Manavoğlu açıklamasında bu durumun Kuzey Kıbrıs Türk Cumhuriyeti'ne yansımalarına da değindi.
Manavoğlu'nun açıklaması şu şekilde:
Türkiye Cumhuriyeti ekonomi politikası normal iktisadi temeller üzerinden tekrardan şekillendirilmeye başlandı.
Eğer bir eksen kayması yaşanmazsa 2 sene içerisinde enflasyon ve faiz değerleri toparlanacak.
Tabii bu süreç gerek vatandaş,gerekse iş insanları tarafından sancılı hissedilecek önlemler ve politikalarla geçecek.
Kuzey Kıbrıs Türk Cumhuriyeti ise parallel eksende bu hareketlerden etkilenirken ayni zamanda da izole bir yapıda olduğu için bu sıkıntıları daha da yoğun hissedecek.
Bu yüzden genelde tüm sivil toplum, özelde ise ekonomi ve finans çevrelerinden oluşan sivil toplum örgütlerine büyük görevler düşmektedir.
Bazı örgütlerimizin uzun süredir edilgen bir tavır aldığını hepimiz görüyoruz.
Birbiriyle çelişen tutarsız bir nala bir mıha açıklamalar ülkeye zarar vermekten ve kaos ortamını daha da bulandırmaktan başka bir işe yaramaz.
Hükümete ekonomik konularda altı dolu öneriler vermeleri sadece eleştirel olmaktan daha önemlidir.
Kimse kızmasın ama net olmamak ve bana dokunma da kimi istersen yak anlayışıyla hedefi şaşırtmaya çalışmak doğru değildir.
Bu gibi açıklamaların yaratacağı tartışma dalgası sonrası ülkenin tüm sektörlerini etkileyecek önüne geçilmez zararlar oluşur.

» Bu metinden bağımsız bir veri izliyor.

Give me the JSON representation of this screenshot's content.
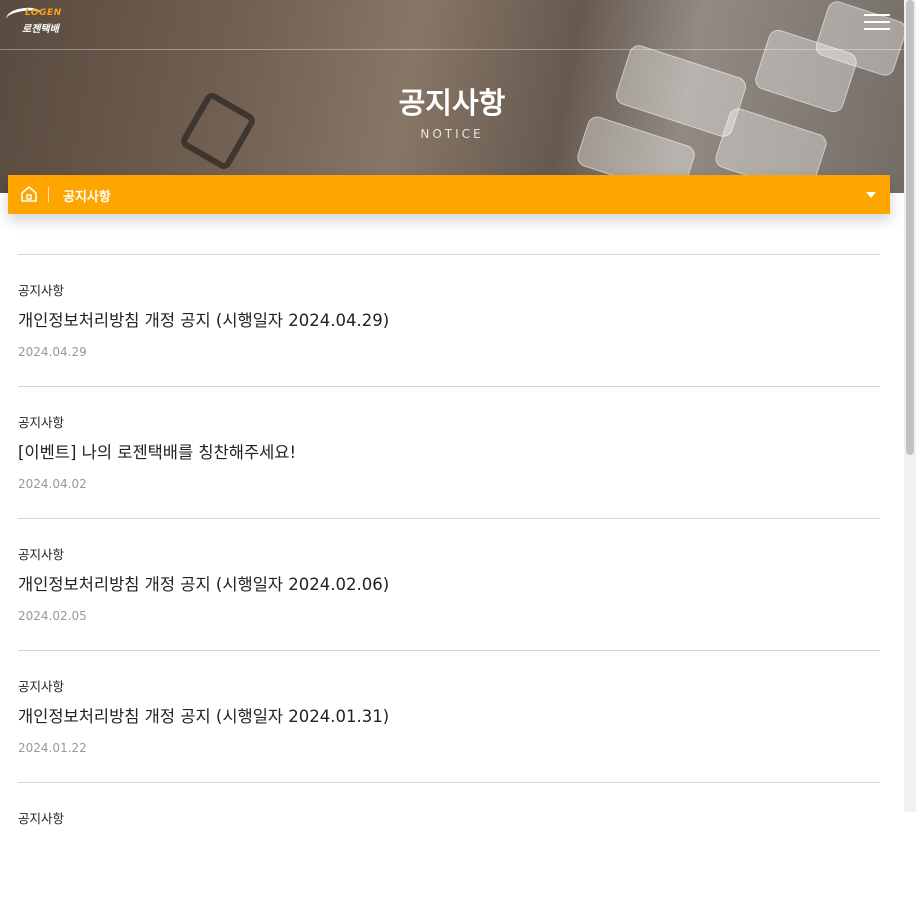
{
  "brand": {
    "logo_en": "LOGEN",
    "logo_kr": "로젠택배",
    "accent_color": "#ffa500",
    "logo_accent": "#f4a21b"
  },
  "hero": {
    "title": "공지사항",
    "subtitle": "NOTICE"
  },
  "header": {
    "menu_icon": "hamburger-menu-icon"
  },
  "breadcrumb": {
    "home_icon": "home-icon",
    "current": "공지사항",
    "dropdown_icon": "caret-down-icon"
  },
  "notices": [
    {
      "category": "공지사항",
      "title": "개인정보처리방침 개정 공지 (시행일자 2024.04.29)",
      "date": "2024.04.29"
    },
    {
      "category": "공지사항",
      "title": "[이벤트] 나의 로젠택배를 칭찬해주세요!",
      "date": "2024.04.02"
    },
    {
      "category": "공지사항",
      "title": "개인정보처리방침 개정 공지 (시행일자 2024.02.06)",
      "date": "2024.02.05"
    },
    {
      "category": "공지사항",
      "title": "개인정보처리방침 개정 공지 (시행일자 2024.01.31)",
      "date": "2024.01.22"
    },
    {
      "category": "공지사항",
      "title": "",
      "date": ""
    }
  ]
}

Son günlerde gerek yüksek öğrenimde gerekse müteahhitlik sektöründe yaşananlara bakarsak ne dediğimi daha iyi anlarsınız.
Örgütlerimizin ve örgüt başkanlarımızın yapacakları açıklamalar ve yorumların hayati önem taşıdığı bu dönemde herkesi aklı selime davet ediyorum.